Please could anyone advise where best to invest my baby's children's allowance, with a view to accessing it in about 15 year's time? Would appreciate any input. I will be in a position to invest it from when she is one.
Thanks, folly
PS Sorry if this is already covered, but I did have a look and was unsuccessful finding a specific thread!


----------



## webtax (29 Sep 2007)

for regular savings the new ebs savings account offers 7%, which would be hard to beat for a risk free return.


----------



## folly (29 Sep 2007)

many thanks webtax
Anyone else have suggestions please?
considering all options
Should have stated that I would be willing to accept some risk (medium risk--subjective I know!)


----------



## Murt10 (29 Sep 2007)

Looks likely that you won't be able to get your Child Benefit paid directly into your bank account in the near future.



In addition many Irish people are annoyed that CB is paid to workers from overseas who are living in Ireland while their children are in their home country. The rate of CB was increased greatly in the last couple of years in successive budgets by the Government to help Irish parents cope with the increased cost of childcare etc. I don't think that it was ever intended to subsidise people from countries where costs and wages are far lower than here.

Maybe it's time to abolish CB all together and introduce a new scheme which will help hard pressed Irish workers cope with the massive cost of raising their children here.


Murt


----------



## webtax (29 Sep 2007)

Murt10 said:


> In addition many Irish people are annoyed that CB is paid to workers from overseas who are living in Ireland while their children are in their home country.



One point that should be remembered is that these workers are paying tax here and entitled to benefits from what they pay.
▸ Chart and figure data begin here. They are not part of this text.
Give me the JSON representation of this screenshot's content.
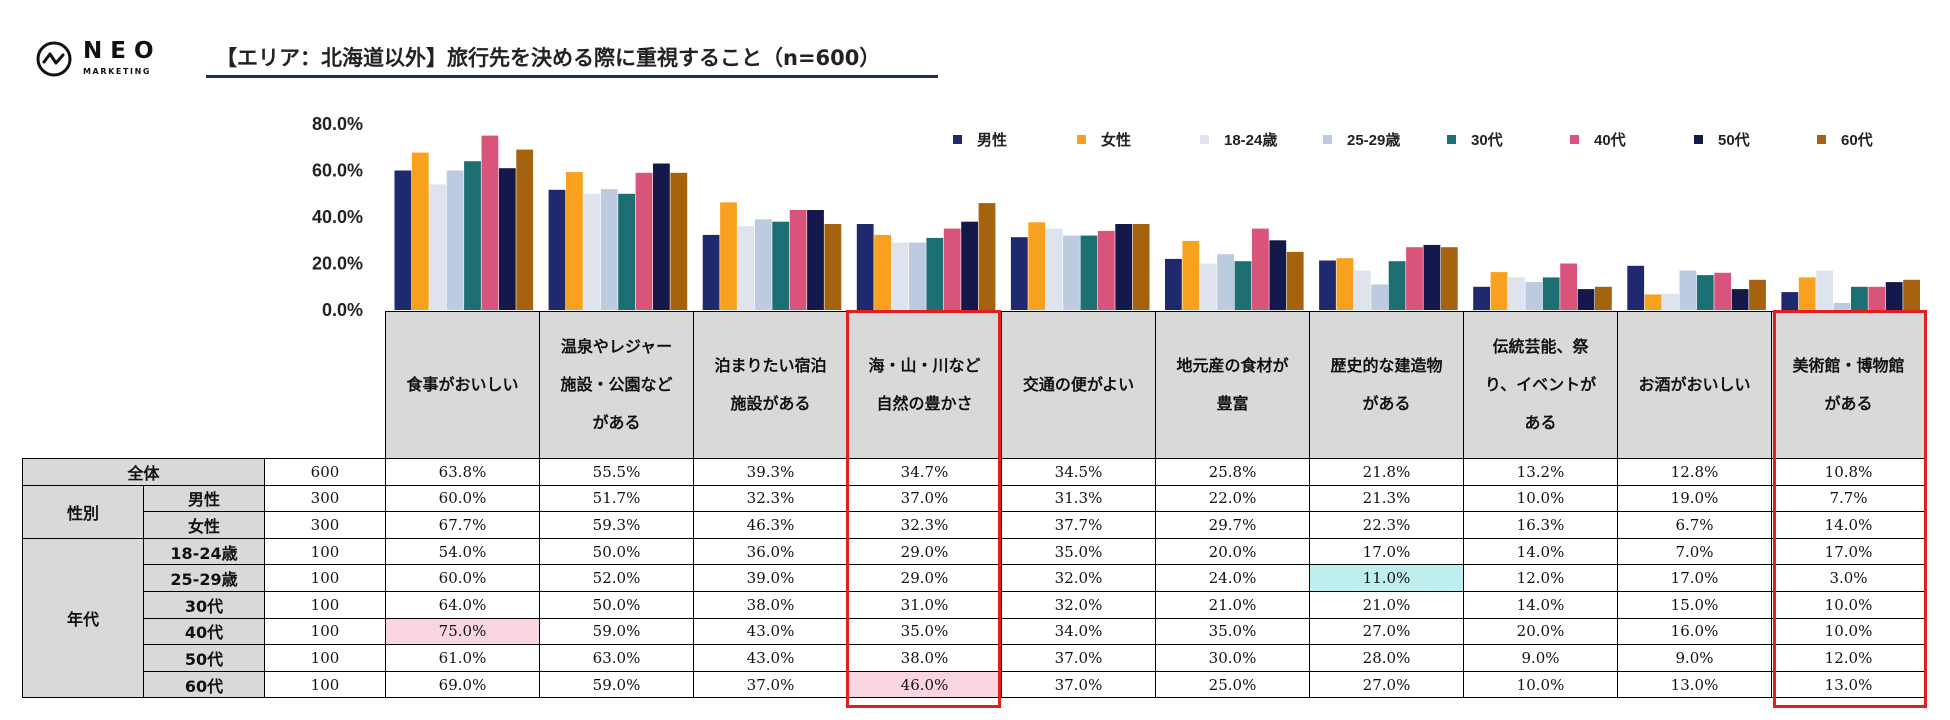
{
  "logo": {
    "name": "NEO",
    "sub": "MARKETING"
  },
  "title": "【エリア：北海道以外】旅行先を決める際に重視すること（n=600）",
  "table": {
    "rows": [
      {
        "group": "全体",
        "label": "",
        "n": "600",
        "values": [
          "63.8%",
          "55.5%",
          "39.3%",
          "34.7%",
          "34.5%",
          "25.8%",
          "21.8%",
          "13.2%",
          "12.8%",
          "10.8%"
        ]
      },
      {
        "group": "性別",
        "label": "男性",
        "n": "300",
        "values": [
          "60.0%",
          "51.7%",
          "32.3%",
          "37.0%",
          "31.3%",
          "22.0%",
          "21.3%",
          "10.0%",
          "19.0%",
          "7.7%"
        ]
      },
      {
        "group": "",
        "label": "女性",
        "n": "300",
        "values": [
          "67.7%",
          "59.3%",
          "46.3%",
          "32.3%",
          "37.7%",
          "29.7%",
          "22.3%",
          "16.3%",
          "6.7%",
          "14.0%"
        ]
      },
      {
        "group": "年代",
        "label": "18-24歳",
        "n": "100",
        "values": [
          "54.0%",
          "50.0%",
          "36.0%",
          "29.0%",
          "35.0%",
          "20.0%",
          "17.0%",
          "14.0%",
          "7.0%",
          "17.0%"
        ]
      },
      {
        "group": "",
        "label": "25-29歳",
        "n": "100",
        "values": [
          "60.0%",
          "52.0%",
          "39.0%",
          "29.0%",
          "32.0%",
          "24.0%",
          "11.0%",
          "12.0%",
          "17.0%",
          "3.0%"
        ]
      },
      {
        "group": "",
        "label": "30代",
        "n": "100",
        "values": [
          "64.0%",
          "50.0%",
          "38.0%",
          "31.0%",
          "32.0%",
          "21.0%",
          "21.0%",
          "14.0%",
          "15.0%",
          "10.0%"
        ]
      },
      {
        "group": "",
        "label": "40代",
        "n": "100",
        "values": [
          "75.0%",
          "59.0%",
          "43.0%",
          "35.0%",
          "34.0%",
          "35.0%",
          "27.0%",
          "20.0%",
          "16.0%",
          "10.0%"
        ]
      },
      {
        "group": "",
        "label": "50代",
        "n": "100",
        "values": [
          "61.0%",
          "63.0%",
          "43.0%",
          "38.0%",
          "37.0%",
          "30.0%",
          "28.0%",
          "9.0%",
          "9.0%",
          "12.0%"
        ]
      },
      {
        "group": "",
        "label": "60代",
        "n": "100",
        "values": [
          "69.0%",
          "59.0%",
          "37.0%",
          "46.0%",
          "37.0%",
          "25.0%",
          "27.0%",
          "10.0%",
          "13.0%",
          "13.0%"
        ]
      }
    ]
  },
  "chart_data": {
    "type": "bar",
    "title": "【エリア：北海道以外】旅行先を決める際に重視すること（n=600）",
    "categories": [
      [
        "食事がおいしい"
      ],
      [
        "温泉やレジャー",
        "施設・公園など",
        "がある"
      ],
      [
        "泊まりたい宿泊",
        "施設がある"
      ],
      [
        "海・山・川など",
        "自然の豊かさ"
      ],
      [
        "交通の便がよい"
      ],
      [
        "地元産の食材が",
        "豊富"
      ],
      [
        "歴史的な建造物",
        "がある"
      ],
      [
        "伝統芸能、祭",
        "り、イベントが",
        "ある"
      ],
      [
        "お酒がおいしい"
      ],
      [
        "美術館・博物館",
        "がある"
      ]
    ],
    "y_ticks": [
      "80.0%",
      "60.0%",
      "40.0%",
      "20.0%",
      "0.0%"
    ],
    "ylim": [
      0,
      80
    ],
    "legend_position": "top-right",
    "series": [
      {
        "name": "男性",
        "color": "#1f2a6e",
        "values": [
          60.0,
          51.7,
          32.3,
          37.0,
          31.3,
          22.0,
          21.3,
          10.0,
          19.0,
          7.7
        ]
      },
      {
        "name": "女性",
        "color": "#f7a11f",
        "values": [
          67.7,
          59.3,
          46.3,
          32.3,
          37.7,
          29.7,
          22.3,
          16.3,
          6.7,
          14.0
        ]
      },
      {
        "name": "18-24歳",
        "color": "#dfe3ee",
        "values": [
          54.0,
          50.0,
          36.0,
          29.0,
          35.0,
          20.0,
          17.0,
          14.0,
          7.0,
          17.0
        ]
      },
      {
        "name": "25-29歳",
        "color": "#bccbe0",
        "values": [
          60.0,
          52.0,
          39.0,
          29.0,
          32.0,
          24.0,
          11.0,
          12.0,
          17.0,
          3.0
        ]
      },
      {
        "name": "30代",
        "color": "#1c6f73",
        "values": [
          64.0,
          50.0,
          38.0,
          31.0,
          32.0,
          21.0,
          21.0,
          14.0,
          15.0,
          10.0
        ]
      },
      {
        "name": "40代",
        "color": "#d9547a",
        "values": [
          75.0,
          59.0,
          43.0,
          35.0,
          34.0,
          35.0,
          27.0,
          20.0,
          16.0,
          10.0
        ]
      },
      {
        "name": "50代",
        "color": "#14184a",
        "values": [
          61.0,
          63.0,
          43.0,
          38.0,
          37.0,
          30.0,
          28.0,
          9.0,
          9.0,
          12.0
        ]
      },
      {
        "name": "60代",
        "color": "#a5620f",
        "values": [
          69.0,
          59.0,
          37.0,
          46.0,
          37.0,
          25.0,
          27.0,
          10.0,
          13.0,
          13.0
        ]
      }
    ]
  },
  "highlights": {
    "pink": "#f9d6df",
    "cyan": "#bfeeee",
    "box": "#e02020"
  }
}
Also, it would be far more expensive to the govt if their children were here and had to be provided with education (language support etc.) and healthcare.

Not trying to open a debate on immigration, so going back to the op: you could check out the funds on offer through quinn direct or radodirect, but a 7% risk free return with no entry or exit fees will be hard to beat.


----------



## folly (29 Sep 2007)

webtax, thanks a mill and I will def open an account for her in EBS as I have a few cheques to lodge for her. I think 7% is very good, is this an intro offer or for the duration? Does it go up with ECB rises?
I would also like to earn more interest on the bulk of the money and have heard about the quinn fund but understand there are various options/risk and am curious as to what other people have selected. I am looking at what is out there and this forum is a great starting point, so thanks for your help!

murt, with respect to you, I am only after advice on where to invest the funds and don't want to get into a debate on immigration or whether they should stop paying child benefit.


----------



## F. Kruger (29 Sep 2007)

folly said:


> .....with a view to accessing it in about 15 year's time?


 
For the contribution involved, some of the equity funds with Quinn would probably be your best bet.


----------



## folly (29 Sep 2007)

many thanks f.kruger, will def look into this, it seems to keep coming up (I have also, seperately, asked several people where they save their child benefit)


----------